Мы вышли из бара, оба — в ломину пьяные, сели на его байк и поехали к нему загород. Мне всего-то и нужно было, что поебаться. Быстрый, дешевый и грязный фак. Ну и, разумеется, закрепить знакомство. Кто знает, может, когда-нибудь в будущем у меня и возникнет необходимость в его уникальных талантах. Оказалось, что он живет в нескольких милях от города. В общем, к тому времени, когда мы добрались до его берлоги, мое терпение было уже на исходе. «Запирается только изнутри» — было слабое утешение.
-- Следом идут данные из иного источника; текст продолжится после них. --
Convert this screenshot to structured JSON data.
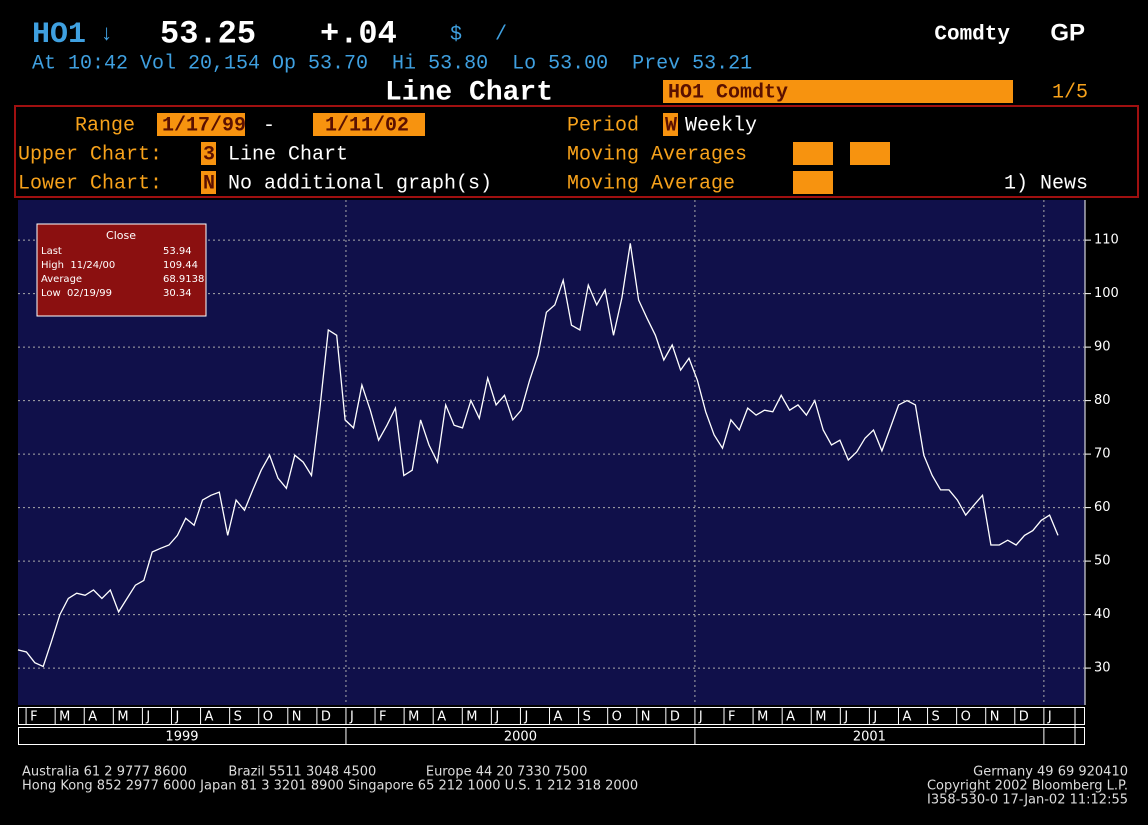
{
  "header": {
    "ticker": "HO1",
    "arrow": "↓",
    "price": "53.25",
    "change": "+.04",
    "currency": "$",
    "slash": "/",
    "market": "Comdty",
    "function": "GP",
    "quote_line": "At 10:42 Vol 20,154 Op 53.70  Hi 53.80  Lo 53.00  Prev 53.21",
    "screen_title": "Line Chart",
    "security": "HO1 Comdty",
    "page": "1/5"
  },
  "settings": {
    "range_label": "Range",
    "range_start": "1/17/99",
    "range_dash": "-",
    "range_end": "1/11/02",
    "period_label": "Period",
    "period_code": "W",
    "period_value": "Weekly",
    "upper_label": "Upper Chart:",
    "upper_code": "3",
    "upper_value": "Line Chart",
    "lower_label": "Lower Chart:",
    "lower_code": "N",
    "lower_value": "No additional graph(s)",
    "ma_upper_label": "Moving Averages",
    "ma_lower_label": "Moving Average",
    "news": "1) News"
  },
  "chart_data": {
    "type": "line",
    "series": [
      {
        "name": "Close",
        "color": "#ffffff",
        "values": [
          33.4,
          33,
          31,
          30.3,
          35,
          40,
          43,
          44,
          43.6,
          44.6,
          43,
          44.6,
          40.5,
          43,
          45.5,
          46.4,
          51.7,
          52.4,
          53,
          54.8,
          58,
          56.7,
          61.4,
          62.3,
          62.9,
          54.8,
          61.4,
          59.5,
          63.3,
          67,
          69.8,
          65.5,
          63.6,
          69.8,
          68.5,
          66,
          78.6,
          93.2,
          92.2,
          76.4,
          74.9,
          82.9,
          78.2,
          72.6,
          75.4,
          78.6,
          66,
          67,
          76.4,
          71.7,
          68.5,
          79.2,
          75.4,
          74.9,
          80,
          76.7,
          84.2,
          79.2,
          81,
          76.4,
          78.2,
          83.8,
          88.5,
          96.5,
          97.9,
          102.5,
          94.1,
          93.2,
          101.6,
          97.9,
          100.7,
          92.2,
          99.2,
          109.4,
          98.8,
          95.4,
          92.2,
          87.6,
          90.4,
          85.7,
          87.9,
          83.8,
          77.9,
          73.6,
          71.1,
          76.4,
          74.5,
          78.6,
          77.3,
          78.2,
          77.9,
          81,
          78.2,
          79.2,
          77.3,
          80,
          74.5,
          71.7,
          72.6,
          68.9,
          70.4,
          73,
          74.5,
          70.6,
          74.9,
          79.2,
          80,
          79.2,
          69.8,
          66,
          63.3,
          63.3,
          61.4,
          58.6,
          60.5,
          62.3,
          53,
          53,
          53.9,
          53,
          54.8,
          55.7,
          57.6,
          58.6,
          54.8
        ]
      }
    ],
    "ylim": [
      23.1,
      117.5
    ],
    "yticks": [
      30,
      40,
      50,
      60,
      70,
      80,
      90,
      100,
      110
    ],
    "grid": true,
    "month_labels": [
      "F",
      "M",
      "A",
      "M",
      "J",
      "J",
      "A",
      "S",
      "O",
      "N",
      "D",
      "J",
      "F",
      "M",
      "A",
      "M",
      "J",
      "J",
      "A",
      "S",
      "O",
      "N",
      "D",
      "J",
      "F",
      "M",
      "A",
      "M",
      "J",
      "J",
      "A",
      "S",
      "O",
      "N",
      "D",
      "J"
    ],
    "years": [
      "1999",
      "2000",
      "2001"
    ],
    "stats": {
      "title": "Close",
      "rows": [
        [
          "Last",
          "53.94"
        ],
        [
          "High  11/24/00",
          "109.44"
        ],
        [
          "Average",
          "68.9138"
        ],
        [
          "Low  02/19/99",
          "30.34"
        ]
      ]
    }
  },
  "footer": {
    "line1": "Australia 61 2 9777 8600          Brazil 5511 3048 4500            Europe 44 20 7330 7500",
    "line2": "Hong Kong 852 2977 6000 Japan 81 3 3201 8900 Singapore 65 212 1000 U.S. 1 212 318 2000",
    "right1": "Germany 49 69 920410",
    "right2": "Copyright 2002 Bloomberg L.P.",
    "right3": "I358-530-0 17-Jan-02 11:12:55"
  }
}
Я неотвратимо трезвела.

Спросила, где туалет. Он указал в угол. Сказал, что если мне вдруг захочется подтереться, он мне выдаст футболку, но я подумала, что лучше пусть просто высохнет — так будет гигиеничней. Я присела на корточки, к нему лицом, стянула трусики и вылила из себя все бессчетные порции водки, которые поглотила за вечер. Прямо на пол. Здоровенная лужа медленно растекалась по комнате, подбираясь к его вонючему матрасу. Я с облегчением застонала, по телу прошла слабая дрожь. Смиффи опустился на четвереньки и слизал последние капли с моей пизды. Его свинарник наполнился ароматом горячей мочи. Воздух как будто наэлектризовался. В комнате стало теплее на несколько градусов. Заряженные частицы плясали в пространстве, словно искрящиеся пылинки.

Он вылизывал мой истекающий паром холмик, как голодный медведь — фантик из-под конфеты. Он скинул косуху, зачерпнул мою мочу и размазал ее себе по рукам до самых плеч. Облизал пальцы, потом предложил мне. Грубо раскрыл мне губы и запустил свой язык мне в рот. Всосал в себя мои слюни пополам с желчью и тут же пустил их обратно мне в горло. Я чуть-чуть подержала во рту эту смесь наших слюней и выплюнула это все ему в рожу. Он достал член из штанов, сжал его в кулаке и принялся долбиться им прямо в гнилой паркет, пропитанный мочой. Со всей дури. Как будто хотел пробить членом дыру в деревянном полу. Я с трудом удержала смех. В пьяном ступоре все равно — кого или что ебать. Главное, чтобы ебать хоть что-то.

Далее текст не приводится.